If there’s one thing that has stood the test of time, it’s the good, old fashioned bar snack – but one pub’s twist on a classic has taken things to the next level.
Hidden a bit off the beaten track in Old Market, you might be forgiven for expecting The Volunteer Tavern to have a table or two spare on an early Thursday evening, but you would be sorely mistaken.
Packed to the rafters, a buzz of talk and laughter in the air, fairy lights on the ceiling, rock music on the sound system and freshly-cooked snacks disappearing like hot cakes from the bar, this historic pub is one venue that is very much alive and kicking.
The comfortable, friendly atmosphere, cosy furnishings, selection of real ales, mighty fine wines and beer garden to top some of Bristol’s best all draw an eclectic crowd, but it is the new Japanese soul food pop-up that has really got people talking.
Iris Hable and Adam Hartshorne launched their venture, Tsukemono, after learning to cook the dishes they loved when visiting Japan, but struggled to find here. And their fare has been going down a storm.
Laying on the bar, a slightly sticky menu sets out the options that include the likes of Kare Pan (£2.50), a traditional curry bread, described as somewhere between a pasty and a doughnut, and Okonomiyaki (£7) – often referred to as a Japanese pizza – along with a variety of starters, mains and sides. There’s plenty for vegans and vegetarians too.
It all sounds a bit too good to be true – there was nothing for it but to pull up the last remaining pew and find out.
Despite being busy on what was affectionately dubbed ‘thirsty Thursday’, service was prompt, friendly and the bar staff were all too happy to advise on selection.
The Kimchi fried rice scotch eggs (£3.50) piled on the bar looked too good to resist and, taste-wise, proved to be a revelation.
Very subtly spiced, crisp to bite into and with a soft yolk centre, this twist on a classic is as satisfying a pub snack as any, refreshingly different and deceptively filling.
The main course of Nasu Katsu Kare Don (£6.50) – a Japanese curry rice bowl, topped with panko crumbed slices of aubergine – arrived all too soon, along with a side of Fukujintsuke (£1) – apparently meaning seven lucky gods, a good a reason as any to heap some on your plate
Hearty and wholesome, the curry is perfectly complemented by the aubergine – again, a revelation as to how a coated, fried vegetable can be made quite so tantalisingly tasty, but the way the crunchy topping gives way to a meltingly smooth centre certainly makes the meal.

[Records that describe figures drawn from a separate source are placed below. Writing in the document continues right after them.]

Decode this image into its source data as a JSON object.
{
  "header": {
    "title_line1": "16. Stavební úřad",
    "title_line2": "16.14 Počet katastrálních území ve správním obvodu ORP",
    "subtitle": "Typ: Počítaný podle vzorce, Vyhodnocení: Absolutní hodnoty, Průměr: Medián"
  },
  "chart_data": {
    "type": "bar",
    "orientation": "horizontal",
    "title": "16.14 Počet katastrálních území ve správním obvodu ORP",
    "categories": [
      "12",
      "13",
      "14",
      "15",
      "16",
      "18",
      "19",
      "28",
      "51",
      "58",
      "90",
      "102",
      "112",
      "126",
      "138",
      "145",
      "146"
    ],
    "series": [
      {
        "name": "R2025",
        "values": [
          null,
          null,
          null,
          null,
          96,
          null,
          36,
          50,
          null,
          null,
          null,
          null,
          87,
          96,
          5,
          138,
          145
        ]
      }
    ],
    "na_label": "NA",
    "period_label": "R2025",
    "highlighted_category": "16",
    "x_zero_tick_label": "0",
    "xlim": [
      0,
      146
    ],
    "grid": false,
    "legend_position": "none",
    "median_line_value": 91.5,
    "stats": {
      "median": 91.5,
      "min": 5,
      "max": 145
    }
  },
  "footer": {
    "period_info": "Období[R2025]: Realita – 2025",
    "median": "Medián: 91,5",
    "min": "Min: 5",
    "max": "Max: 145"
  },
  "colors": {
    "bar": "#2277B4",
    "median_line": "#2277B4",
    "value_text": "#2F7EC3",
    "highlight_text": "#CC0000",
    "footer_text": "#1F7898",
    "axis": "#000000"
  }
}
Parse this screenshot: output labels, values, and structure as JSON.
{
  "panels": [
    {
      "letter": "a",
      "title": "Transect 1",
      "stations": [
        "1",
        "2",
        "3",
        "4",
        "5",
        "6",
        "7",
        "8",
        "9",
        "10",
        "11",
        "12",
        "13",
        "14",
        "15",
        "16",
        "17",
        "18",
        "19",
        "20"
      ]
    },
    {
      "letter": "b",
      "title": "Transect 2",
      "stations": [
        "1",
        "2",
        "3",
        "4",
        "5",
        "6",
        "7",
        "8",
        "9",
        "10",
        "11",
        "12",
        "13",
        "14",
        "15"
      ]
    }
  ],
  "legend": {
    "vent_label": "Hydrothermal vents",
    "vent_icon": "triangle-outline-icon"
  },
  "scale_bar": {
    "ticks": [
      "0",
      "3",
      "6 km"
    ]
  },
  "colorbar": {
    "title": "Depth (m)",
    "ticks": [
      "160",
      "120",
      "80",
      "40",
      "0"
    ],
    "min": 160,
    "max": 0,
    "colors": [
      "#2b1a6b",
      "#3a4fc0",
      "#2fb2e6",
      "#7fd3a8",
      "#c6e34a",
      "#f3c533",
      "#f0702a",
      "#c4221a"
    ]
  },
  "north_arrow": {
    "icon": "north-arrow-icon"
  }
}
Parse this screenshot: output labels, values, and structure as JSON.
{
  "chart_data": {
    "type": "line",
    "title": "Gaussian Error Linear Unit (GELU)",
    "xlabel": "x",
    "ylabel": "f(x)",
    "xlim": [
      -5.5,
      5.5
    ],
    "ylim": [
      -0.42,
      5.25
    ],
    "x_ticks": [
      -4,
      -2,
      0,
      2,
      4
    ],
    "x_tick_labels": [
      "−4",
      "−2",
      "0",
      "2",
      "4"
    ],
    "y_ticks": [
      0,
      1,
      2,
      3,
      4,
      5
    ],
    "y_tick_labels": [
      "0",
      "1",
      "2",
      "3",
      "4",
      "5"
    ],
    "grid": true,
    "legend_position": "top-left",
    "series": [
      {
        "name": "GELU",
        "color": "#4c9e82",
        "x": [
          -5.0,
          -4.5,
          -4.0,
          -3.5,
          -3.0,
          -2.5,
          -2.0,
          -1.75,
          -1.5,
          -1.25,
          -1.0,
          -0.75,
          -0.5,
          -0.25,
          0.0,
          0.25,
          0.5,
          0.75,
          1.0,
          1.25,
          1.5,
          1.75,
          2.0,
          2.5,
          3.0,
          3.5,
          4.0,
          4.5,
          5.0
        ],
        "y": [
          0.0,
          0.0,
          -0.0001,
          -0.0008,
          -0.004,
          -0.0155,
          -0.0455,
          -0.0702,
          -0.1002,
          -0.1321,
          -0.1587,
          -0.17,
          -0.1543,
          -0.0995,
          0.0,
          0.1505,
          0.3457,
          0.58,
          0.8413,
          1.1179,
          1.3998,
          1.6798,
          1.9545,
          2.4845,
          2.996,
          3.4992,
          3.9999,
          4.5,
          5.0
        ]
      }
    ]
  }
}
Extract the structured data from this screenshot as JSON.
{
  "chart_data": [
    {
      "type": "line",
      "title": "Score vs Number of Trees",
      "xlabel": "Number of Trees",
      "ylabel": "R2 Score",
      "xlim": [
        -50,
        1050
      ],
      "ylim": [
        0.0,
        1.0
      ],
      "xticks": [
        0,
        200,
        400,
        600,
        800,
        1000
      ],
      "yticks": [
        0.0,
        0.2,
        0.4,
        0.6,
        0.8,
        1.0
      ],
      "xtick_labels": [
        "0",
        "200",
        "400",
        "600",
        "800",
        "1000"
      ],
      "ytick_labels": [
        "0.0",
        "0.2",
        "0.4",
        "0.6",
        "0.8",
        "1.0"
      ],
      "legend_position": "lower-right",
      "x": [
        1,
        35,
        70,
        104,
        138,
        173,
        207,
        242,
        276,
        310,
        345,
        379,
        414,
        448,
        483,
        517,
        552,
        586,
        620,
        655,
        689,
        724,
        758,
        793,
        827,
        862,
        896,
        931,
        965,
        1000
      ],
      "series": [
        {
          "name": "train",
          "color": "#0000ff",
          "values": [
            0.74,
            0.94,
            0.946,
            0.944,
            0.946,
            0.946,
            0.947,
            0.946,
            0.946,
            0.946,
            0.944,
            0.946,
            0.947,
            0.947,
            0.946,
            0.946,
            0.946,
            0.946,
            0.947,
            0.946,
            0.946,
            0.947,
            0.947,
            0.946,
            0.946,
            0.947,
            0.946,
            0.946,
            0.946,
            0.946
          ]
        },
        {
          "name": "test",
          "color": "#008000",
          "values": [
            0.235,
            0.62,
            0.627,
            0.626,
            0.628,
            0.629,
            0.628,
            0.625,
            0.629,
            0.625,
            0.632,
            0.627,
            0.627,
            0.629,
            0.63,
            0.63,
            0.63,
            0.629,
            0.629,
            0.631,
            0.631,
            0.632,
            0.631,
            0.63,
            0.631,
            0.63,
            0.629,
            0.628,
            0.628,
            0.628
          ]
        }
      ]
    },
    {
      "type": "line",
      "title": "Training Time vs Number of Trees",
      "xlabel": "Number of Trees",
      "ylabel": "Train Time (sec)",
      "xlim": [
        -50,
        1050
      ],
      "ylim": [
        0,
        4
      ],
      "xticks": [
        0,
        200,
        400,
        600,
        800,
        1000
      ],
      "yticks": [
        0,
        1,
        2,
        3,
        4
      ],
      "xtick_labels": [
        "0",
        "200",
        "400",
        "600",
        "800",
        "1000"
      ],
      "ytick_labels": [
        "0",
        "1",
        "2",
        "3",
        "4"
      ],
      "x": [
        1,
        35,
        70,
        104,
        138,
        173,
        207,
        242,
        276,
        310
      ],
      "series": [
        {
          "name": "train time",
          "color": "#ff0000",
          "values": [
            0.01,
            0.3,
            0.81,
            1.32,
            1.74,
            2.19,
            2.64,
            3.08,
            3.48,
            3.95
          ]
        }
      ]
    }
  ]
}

The Fukujintsuke, a homemade pickle concoction, added not only a bright splash of colour, but also a nice light tangy taste that worked well with the warming curry.
People kept piling into the small, but perfectly formed pub, with its mismatch of traditional and modern that blend seamlessly within the cosy confines of the 17th century building.
Bunting, beer mats and black and white, framed prints adorn the walls and ceiling, a small collection of old cameras hang near the bar and a lampshade sits slightly crookedly at the far end, casting a warm glow over tables decorated with flowers propped in empty bottles.
Cheerfully oblivious to the cold autumn chill outside, people spill out into the sizeable beer garden and a chalk board advertises Sunday roasts and ping pong.
It’s not hard to see why this historic boozer is thriving today and long may it continue to. But don’t delay a visit – Tsukemono is only there until the end of the month and this is one pop-up you don’t want to miss.